I've been messing around with NVIDIA CUDA Cores. If rendering is the issue, CUDA is the solution. It is also the current solution to solving large matrix problems. Larger is better. The speedup can be enormous (like 20,000X) depending on the problem. Any time you can apply several thousand arithmetic units to solving a problem, things are bound to go fast. The newest graphics cards can do around 14 terraflops. The CDC 6400 that got us to the Moon was good for about 2 megaflops.

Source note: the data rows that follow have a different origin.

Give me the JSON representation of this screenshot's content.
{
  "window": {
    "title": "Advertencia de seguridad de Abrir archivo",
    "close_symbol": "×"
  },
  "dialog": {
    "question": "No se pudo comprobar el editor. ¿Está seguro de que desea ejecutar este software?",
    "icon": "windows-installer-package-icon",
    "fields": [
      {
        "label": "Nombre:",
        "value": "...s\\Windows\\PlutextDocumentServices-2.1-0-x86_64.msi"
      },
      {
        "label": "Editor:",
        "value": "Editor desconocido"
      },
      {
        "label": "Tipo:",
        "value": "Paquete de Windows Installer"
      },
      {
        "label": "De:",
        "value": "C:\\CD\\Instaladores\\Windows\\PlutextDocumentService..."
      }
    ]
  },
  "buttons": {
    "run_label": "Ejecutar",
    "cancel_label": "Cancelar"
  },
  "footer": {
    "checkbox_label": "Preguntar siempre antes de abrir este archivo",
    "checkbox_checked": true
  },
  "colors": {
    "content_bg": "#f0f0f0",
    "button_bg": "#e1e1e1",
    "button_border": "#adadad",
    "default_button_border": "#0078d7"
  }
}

As to compilation (assuming gcc), on Linux you can increase the heap size to around 2GB and then use the -j4 flag to run separate compilations in each thread. The numeric is the number of jobs 'make' will dispatch - one per thread is about right! Use 'top' to see how many instances of cc1 are running.
Then there is concurrent Fortran if working on a new project. There is a written standard in Fortran 2008. Search for DO CONCURRENT. NVIDIA has such a compiler for the CUDA cores.
The increase heap and 'make' thing is pretty easy to do. Concurrent (parallel) programming is a good deal more difficult.
My only experience with a Dell Power Edge server in a quiet office is that it was very noisy. But this was a long time ago. Maybe things have improved. Or not...
Here's something fun: MATLAB has a parallel computing toolbox. Here is the Mandelbrot Set where the GPUs finally get to a 700+X speedup
https://www.mathworks.com/help/parallel-computing/illustrating-three-approaches-to-gpu-computing-the-mandelbrot-set.htmlI'm not sure how many cores they are using. I just looked at the pretty pictures.
Xilinx Vivado allows for parallel processing. I think the WebPack (free) version is limited to 8 threads.